As the coronavirus pandemic continues to wreak havoc across the globe, European football leagues have been severely impacted and continue to grapple with the fallout from an escalating crisis that threatens to derail their season.

Contrasting measures have been deployed by a number of Europe’s top football leagues in a bid to salvage the season and mitigate the spread of COVID-19.

While some have suspended football completely in compliance with various domestic governments’ directives banning large gatherings, others have chosen to bar fans from attending matches.

Italy – Europe’s worst-hit country with more than 9,000 people infected and 463 deaths – banned all sports events until 3 April as part of a government-ordered lockdown of the country’s 60m citizens.

Consequently, Serie A has been temporarily suspended and there are now doubts about whether the season will even be completed.

Spain’s La Liga announced that the next two rounds of fixtures would be played behind closed doors after the country recorded a dramatic rise in coronavirus cases.

The French League followed suit, announcing that all Ligue 1 and Ligue 2 matches will be played without fans until April 15.

Germany’s Bundesliga is also being impacted and the fixture between Borussia Moenchengladbach and Cologne on Wednesday (today) is set to be the first in a empty stadium.

Saturday’s eagerly-anticipated derby between Borussia Dortmund and Schalke 04, will also to go ahead without a crowd.

In Portugal, this weekend’s games will go ahead but behind closed doors. The Swiss League is on hold until 23 March.

England has also had its first disruption due to coronavirus after the Premier League postponed tonight’s fixture between Manchester City and Arsenal after it emerged that an unspecified number of Arsenal players and officials come in contact with Olympiakos owner Evangelos Marinakis who has tested positive for coronavirus.

Marinakis who also owns English Championship side, Nottingham Forest, was at the Emirates when the Greek club knocked out the Gunners on 27 February.

The Premier League, however, says other fixtures will hold as normal, for now, with the government saying on Monday there was “no rationale” to suspend the league or bar fans from stadiums.

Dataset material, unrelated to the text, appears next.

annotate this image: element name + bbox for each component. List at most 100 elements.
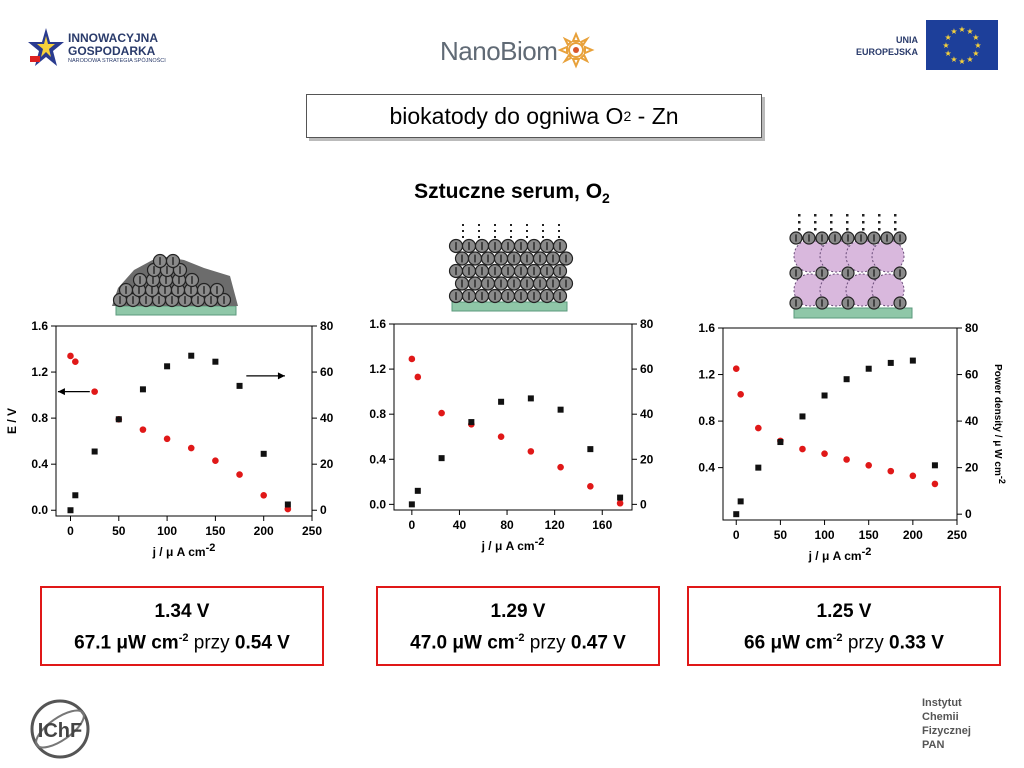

Several high-profile European interclub games will also be played in empty stadiums, with Valencia’s 4-3 loss to Atalanta in Tuesday’s Champions League last 16, second leg played in an empty Mestalla.

Other games in the competition including Paris St Germain versus Borussia Dortmund and Barcelona’s Champions League last 16, second leg against Napoli, scheduled for the Nou Camp on March 18— will also be played behind closed doors.

In the Europa League Austrian club LASK said no fans will be allowed to watch their match with Manchester United on Thursday.

Olympiakos’s home clash with Wolverhampton Wanderers will go ahead behind closed doors despite the Greek club’s owner Evangelos Marinakis contracting coronavirus.